L’extincteur de la maudite

A VéLib ou à pied

Des places sont à prendre. Un Allez tous vous faire enculer s’affiche sur fond rougeâtre. Ne vous bousculez pas. Un extincteur est à disposition pour calmer l’emportement le cas échéant !

L’accueil-poète tique aux yeux et toque dans les gencives. Ah ! la poésie des grands maux s’affiche pour se faire remarquer sur la Place Saint Sulpice. Le Marché de la Poésie de Paris, en ce jeudi d’ouverture, a planté son ciel crachouillis et la bougie humide, la 26ème, tente d’éclaircir l’horizon pour laisser fleurir sur les étals ses vers moulus d’inspiration ! Enculer ! Oh ! Voilà qu’au siècle des lumières de l’internet, le poète s’encanaille en naïve posture prosodique. Enculer ! Adolescence de l’art de la provocation. Enculer ! Oh ! Crachez-moi, ces mots que je ne saurais entendre. Merde quoi ! Enculer ! Oh ! Que dis-je. C’est un comble, une pique. Misère. Voilà qu’à la fin de l’envoi un Fils de pute s’affiche, lui aussi, sur fond bleuâtre suivi d’un Gros bâtard sur fond beigeasse. Provocation poétique à trois sous. L’enfonce du lard. « Ma sœur, j’ai fait gras ». Mais cela vous sera pardonné, mon fils. Sur la place Saint Sulpice coule la fontaine des quatre points cardinaux, ornée de ses quatre évêques prédicateurs : Bossuet, Fénelon, Fléchier et Massillon. Sous leurs regards de bronze, la poésie s’étale et s’empale, volant la place au bi hebdomadaire marché aux fleurs du quartier Saint Germain. Effeuillons la poétique. Je t’aime, un peu, beaucoup, pas encore… poésie maudite.

Ribambelle d’affiches

En veux-tu en voilà de La poésie. Placardée à l’infini. Elle s’affiche sur les palissades du marché aux fleurs d’un Paris pollué. Tartinée. Tartinée à perte de vue. En restera-t-il quelque chose ? Oui, toujours. Elle s’affiche et elle ose, la maudite. Rafales d’affichettes. Mitraillage pour imposer la maudite. Pan, pan, pan, pan, pan… Poésie, poésie, poésie, poésie, poésie… Poétisez pour empêcher les autres d’écrire. Pour empêcher les autres de tempoéter plus fort qu’il ne faut. Barbouillée. Barbouillée qu’est la poésie. Pataugez dans les « lointains intérieurs » s’égosillait lucidement Aimé Césaire. Ecoutons-le, grand diable ! Le poète est claivoyant.

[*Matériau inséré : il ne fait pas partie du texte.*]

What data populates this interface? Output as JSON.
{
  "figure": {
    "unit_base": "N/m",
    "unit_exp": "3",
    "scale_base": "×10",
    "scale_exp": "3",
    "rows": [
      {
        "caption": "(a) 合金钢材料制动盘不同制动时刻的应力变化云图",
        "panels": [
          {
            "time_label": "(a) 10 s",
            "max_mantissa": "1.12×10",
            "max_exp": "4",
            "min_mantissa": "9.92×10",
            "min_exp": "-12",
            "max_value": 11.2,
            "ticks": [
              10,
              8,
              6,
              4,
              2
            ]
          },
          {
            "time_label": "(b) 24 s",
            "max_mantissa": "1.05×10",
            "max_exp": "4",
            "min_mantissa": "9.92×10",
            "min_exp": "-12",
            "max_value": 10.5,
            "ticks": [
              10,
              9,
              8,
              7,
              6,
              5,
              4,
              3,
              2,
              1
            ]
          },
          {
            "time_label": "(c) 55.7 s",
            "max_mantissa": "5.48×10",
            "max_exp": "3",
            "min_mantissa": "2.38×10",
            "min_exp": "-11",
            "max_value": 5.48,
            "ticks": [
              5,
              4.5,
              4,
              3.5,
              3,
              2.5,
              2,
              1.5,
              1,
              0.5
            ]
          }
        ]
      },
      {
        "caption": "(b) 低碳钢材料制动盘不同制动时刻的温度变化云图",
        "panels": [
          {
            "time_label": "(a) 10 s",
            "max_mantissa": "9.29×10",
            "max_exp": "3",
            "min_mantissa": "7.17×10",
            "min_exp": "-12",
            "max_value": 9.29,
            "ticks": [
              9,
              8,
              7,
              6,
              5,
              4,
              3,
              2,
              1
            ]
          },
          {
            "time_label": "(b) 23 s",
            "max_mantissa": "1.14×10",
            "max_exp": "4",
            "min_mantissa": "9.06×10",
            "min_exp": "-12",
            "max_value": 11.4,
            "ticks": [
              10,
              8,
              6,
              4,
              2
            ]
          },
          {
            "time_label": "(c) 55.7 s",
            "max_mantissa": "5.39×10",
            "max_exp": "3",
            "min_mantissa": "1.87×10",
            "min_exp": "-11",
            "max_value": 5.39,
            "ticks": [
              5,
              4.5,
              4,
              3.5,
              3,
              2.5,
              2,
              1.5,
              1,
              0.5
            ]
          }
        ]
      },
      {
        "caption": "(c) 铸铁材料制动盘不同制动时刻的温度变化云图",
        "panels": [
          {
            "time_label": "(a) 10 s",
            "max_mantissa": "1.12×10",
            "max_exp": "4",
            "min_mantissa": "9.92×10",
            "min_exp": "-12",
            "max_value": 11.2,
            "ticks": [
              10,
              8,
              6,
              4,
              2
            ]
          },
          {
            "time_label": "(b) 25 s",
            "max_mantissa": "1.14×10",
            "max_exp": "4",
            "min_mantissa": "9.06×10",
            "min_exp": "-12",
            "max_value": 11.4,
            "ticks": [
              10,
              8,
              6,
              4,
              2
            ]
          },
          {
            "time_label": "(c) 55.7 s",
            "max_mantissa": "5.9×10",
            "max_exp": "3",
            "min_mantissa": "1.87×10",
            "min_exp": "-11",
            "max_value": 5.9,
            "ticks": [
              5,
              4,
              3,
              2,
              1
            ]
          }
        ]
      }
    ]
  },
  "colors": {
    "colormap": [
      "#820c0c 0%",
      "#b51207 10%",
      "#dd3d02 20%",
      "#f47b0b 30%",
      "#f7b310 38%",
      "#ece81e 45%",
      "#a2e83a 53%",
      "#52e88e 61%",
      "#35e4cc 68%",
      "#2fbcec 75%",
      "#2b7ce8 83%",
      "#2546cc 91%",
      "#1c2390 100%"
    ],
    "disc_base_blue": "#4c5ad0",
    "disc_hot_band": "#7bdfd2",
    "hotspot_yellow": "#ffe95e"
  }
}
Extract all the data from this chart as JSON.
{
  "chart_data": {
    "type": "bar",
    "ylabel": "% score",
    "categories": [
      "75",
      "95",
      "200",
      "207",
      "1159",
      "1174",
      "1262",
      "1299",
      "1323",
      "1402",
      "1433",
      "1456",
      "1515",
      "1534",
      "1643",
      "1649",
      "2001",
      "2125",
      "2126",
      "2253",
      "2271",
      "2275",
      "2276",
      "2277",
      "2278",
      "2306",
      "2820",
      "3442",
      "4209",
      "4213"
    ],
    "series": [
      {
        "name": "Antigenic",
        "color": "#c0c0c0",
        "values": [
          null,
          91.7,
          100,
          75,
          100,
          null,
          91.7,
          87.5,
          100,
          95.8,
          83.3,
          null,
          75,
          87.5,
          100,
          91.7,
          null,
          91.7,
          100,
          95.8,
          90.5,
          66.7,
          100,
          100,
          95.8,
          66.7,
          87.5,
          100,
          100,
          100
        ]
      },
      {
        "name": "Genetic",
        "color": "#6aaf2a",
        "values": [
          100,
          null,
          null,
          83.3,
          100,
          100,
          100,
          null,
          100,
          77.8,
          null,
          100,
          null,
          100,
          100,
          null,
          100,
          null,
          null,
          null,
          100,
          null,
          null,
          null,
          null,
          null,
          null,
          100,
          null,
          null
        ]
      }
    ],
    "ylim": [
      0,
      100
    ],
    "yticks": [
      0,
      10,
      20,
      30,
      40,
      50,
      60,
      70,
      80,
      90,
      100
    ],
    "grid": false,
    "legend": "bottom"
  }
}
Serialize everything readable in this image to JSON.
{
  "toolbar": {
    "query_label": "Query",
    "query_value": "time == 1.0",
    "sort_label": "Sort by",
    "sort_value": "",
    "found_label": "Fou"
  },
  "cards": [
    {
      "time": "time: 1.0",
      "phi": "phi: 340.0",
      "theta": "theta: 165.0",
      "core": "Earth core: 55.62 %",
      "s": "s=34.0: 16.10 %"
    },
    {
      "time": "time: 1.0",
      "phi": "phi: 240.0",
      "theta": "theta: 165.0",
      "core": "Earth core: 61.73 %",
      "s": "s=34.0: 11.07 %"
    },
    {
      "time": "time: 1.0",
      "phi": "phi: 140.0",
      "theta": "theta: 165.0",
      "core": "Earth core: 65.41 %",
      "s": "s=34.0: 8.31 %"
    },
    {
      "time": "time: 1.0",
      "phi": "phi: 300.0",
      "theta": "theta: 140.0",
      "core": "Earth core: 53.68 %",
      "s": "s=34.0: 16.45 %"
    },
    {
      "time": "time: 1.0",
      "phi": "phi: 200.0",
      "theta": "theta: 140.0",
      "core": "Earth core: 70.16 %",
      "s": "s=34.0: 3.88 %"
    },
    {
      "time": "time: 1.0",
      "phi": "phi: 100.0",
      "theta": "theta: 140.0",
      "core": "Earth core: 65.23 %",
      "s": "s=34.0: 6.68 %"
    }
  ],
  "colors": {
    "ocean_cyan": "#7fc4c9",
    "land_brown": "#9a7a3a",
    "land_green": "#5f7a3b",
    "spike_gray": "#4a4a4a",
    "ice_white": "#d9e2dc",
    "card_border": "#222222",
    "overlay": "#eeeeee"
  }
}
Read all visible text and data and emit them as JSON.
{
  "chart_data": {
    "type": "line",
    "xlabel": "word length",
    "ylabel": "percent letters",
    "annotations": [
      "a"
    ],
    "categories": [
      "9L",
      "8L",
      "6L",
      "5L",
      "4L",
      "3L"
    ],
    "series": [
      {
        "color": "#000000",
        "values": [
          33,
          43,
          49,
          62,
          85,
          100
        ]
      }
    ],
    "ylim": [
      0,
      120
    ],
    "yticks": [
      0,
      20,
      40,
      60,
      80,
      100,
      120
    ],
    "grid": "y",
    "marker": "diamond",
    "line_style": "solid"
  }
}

Cette enfilade d’affichettes au graphisme typoétique du peintre créateur Michel Mousseau, nous banderille les yeux : poésie, poésie, poésie, poésie, poésie… à l’infini. Elle pilonne. Mais tirez la première Madame la poésie. N’en jetez plus. On en (re)veut ! La coupe n’est pas pleine. La révolution est en marche, semble-t-il. Elle ne cesse de se mettre en marche. Elle ne cesse de se mettre en quatre, hein ? Pied à pied. Cette barricade palissée d’affiches est un signal comme un mur infranchissable. Défoncez, la barricade. Rejoignez-nous. Enrôlez-vous. Venez bouffer de la poésie maudite. Venez en croquer à vous en faire péter les pensées. La poésie est, plus que jamais, entrée en résistance. Trop de poèmes. Pas assez de poètes. Pas assez d’éditeurs dignes de la fonction. Pas assez qui piquent aux fesses des maudits poètes. Qui les poussent. Trop d’éditeurs imprimeurs, de publieurs. Convenue la poésie. Enfermée la poésie. Etouffée la poésie. Attention. Jetons-la à terre. Piétinons-la. Crions-la. Chantons-la. Sortons-la des étagères poussiéreuses et institutionnelles où on la confine et décollons-la de son papier buvard. Bavarde, la poésie. Elle doit bavarder, faire tache, descendre dans la rue. Ne nous contentons pas d’afficher l’affiche, d’annoncer et de prophétiser sa venue en ces lieux. Aimé Césaire, lâcheur du mois d’avril dernier, nous avait prévenu : la poésie est maudite, « parce que connaissance et non plus divertissement ». Donnons-lui voix au chapitre.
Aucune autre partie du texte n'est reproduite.